But there's still a long way to go and winter may be the best time to act.
"It's bad. If you take a drive through the hills, everywhere you look anymore, you see bug kill. It's out of control right now," said logger Eric Eckholm.
Eckholm cuts down 20–40 infested beetle trees a day, as part of his work with the state's 50–percent cost sharing tree removal program.
"Landowners pay loggers to do work, the governor's money goes to reimburse people for money they spent. It's directly helping people on the ground," said Frank Carroll, Forestry consultant.
"Our department of agriculture's investment of $6 million to fight the mountain pine beetle is paying off already, as we have slowed the spread of this epidemic. State crews, inmates, and contractors have removed more than 100,000 pine beetle-infested trees," said Governor Dennis Daugaard during the 2013 State of the State address.

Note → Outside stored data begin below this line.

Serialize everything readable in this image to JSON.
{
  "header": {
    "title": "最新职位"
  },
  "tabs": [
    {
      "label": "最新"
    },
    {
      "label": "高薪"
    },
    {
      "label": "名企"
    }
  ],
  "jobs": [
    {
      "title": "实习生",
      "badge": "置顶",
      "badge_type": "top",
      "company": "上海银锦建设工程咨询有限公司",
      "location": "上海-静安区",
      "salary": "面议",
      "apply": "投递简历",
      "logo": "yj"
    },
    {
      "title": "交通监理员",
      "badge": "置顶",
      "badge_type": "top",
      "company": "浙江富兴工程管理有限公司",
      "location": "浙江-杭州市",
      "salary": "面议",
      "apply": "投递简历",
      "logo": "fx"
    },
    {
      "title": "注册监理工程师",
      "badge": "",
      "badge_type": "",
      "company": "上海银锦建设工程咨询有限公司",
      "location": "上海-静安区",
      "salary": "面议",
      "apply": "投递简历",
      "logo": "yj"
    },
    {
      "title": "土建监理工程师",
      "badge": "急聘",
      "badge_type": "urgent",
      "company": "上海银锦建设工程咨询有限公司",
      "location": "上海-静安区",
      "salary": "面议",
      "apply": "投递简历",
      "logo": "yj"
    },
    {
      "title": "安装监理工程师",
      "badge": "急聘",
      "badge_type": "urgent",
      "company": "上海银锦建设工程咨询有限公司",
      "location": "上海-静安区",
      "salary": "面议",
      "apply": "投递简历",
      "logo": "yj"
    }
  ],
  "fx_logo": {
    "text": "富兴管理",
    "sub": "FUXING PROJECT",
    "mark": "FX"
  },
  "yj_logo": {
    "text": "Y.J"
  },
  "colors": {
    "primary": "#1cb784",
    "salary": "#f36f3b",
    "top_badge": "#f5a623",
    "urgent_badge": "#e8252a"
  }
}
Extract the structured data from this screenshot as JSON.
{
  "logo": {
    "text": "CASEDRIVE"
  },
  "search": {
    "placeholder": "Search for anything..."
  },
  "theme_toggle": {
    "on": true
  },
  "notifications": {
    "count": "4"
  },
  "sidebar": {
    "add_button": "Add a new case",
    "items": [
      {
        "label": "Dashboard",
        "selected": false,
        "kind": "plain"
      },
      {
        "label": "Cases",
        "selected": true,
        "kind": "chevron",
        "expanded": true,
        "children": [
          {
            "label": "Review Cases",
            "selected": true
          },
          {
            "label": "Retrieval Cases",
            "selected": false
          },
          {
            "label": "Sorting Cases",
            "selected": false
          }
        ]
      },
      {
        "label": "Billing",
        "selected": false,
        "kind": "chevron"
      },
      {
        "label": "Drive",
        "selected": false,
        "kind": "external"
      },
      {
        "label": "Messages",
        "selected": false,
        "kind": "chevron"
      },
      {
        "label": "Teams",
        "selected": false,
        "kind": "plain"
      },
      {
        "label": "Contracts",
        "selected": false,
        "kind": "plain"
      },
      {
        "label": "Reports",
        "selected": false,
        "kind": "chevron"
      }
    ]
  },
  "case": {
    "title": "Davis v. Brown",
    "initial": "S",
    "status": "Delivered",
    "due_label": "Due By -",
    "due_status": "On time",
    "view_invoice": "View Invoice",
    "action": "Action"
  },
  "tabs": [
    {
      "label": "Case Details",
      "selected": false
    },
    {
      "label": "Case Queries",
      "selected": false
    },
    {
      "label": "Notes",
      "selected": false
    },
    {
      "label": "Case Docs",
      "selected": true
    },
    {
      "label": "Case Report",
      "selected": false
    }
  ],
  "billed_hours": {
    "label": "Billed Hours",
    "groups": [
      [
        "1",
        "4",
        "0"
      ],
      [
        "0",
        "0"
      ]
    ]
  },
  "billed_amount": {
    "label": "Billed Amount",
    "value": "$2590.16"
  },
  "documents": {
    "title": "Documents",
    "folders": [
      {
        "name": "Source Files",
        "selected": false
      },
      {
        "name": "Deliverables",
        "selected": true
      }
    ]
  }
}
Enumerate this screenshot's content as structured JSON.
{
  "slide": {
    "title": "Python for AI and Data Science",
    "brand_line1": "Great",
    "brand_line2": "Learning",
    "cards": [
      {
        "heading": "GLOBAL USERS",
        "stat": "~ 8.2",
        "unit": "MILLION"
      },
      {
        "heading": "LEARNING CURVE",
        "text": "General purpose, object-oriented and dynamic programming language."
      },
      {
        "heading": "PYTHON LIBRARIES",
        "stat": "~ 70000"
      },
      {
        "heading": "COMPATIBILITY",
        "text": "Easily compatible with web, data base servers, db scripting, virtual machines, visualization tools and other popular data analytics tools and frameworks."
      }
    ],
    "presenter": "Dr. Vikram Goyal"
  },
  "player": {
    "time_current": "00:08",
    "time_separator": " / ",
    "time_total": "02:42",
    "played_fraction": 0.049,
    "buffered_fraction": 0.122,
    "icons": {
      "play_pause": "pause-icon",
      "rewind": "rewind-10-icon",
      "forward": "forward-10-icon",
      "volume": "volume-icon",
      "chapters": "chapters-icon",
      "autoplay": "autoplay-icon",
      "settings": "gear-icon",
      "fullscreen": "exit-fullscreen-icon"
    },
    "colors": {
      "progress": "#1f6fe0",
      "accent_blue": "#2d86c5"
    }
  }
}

While it costs between $18-$50 dollars to tear down and cut up a single tree, experts say more money needs to be spent on prevention.
"More and more we're just working in the morgue, with dead trees. it's very important that some of this money become available to save trees by spray living trees. That's the only effective method in keeping trees alive," said Carroll.
Forestry experts say very little of the department of agriculture's $6 million dollars has gone to tree spraying.
In Rapid City, $185,000 was spent on removing trees and thinning forest lands in 2012.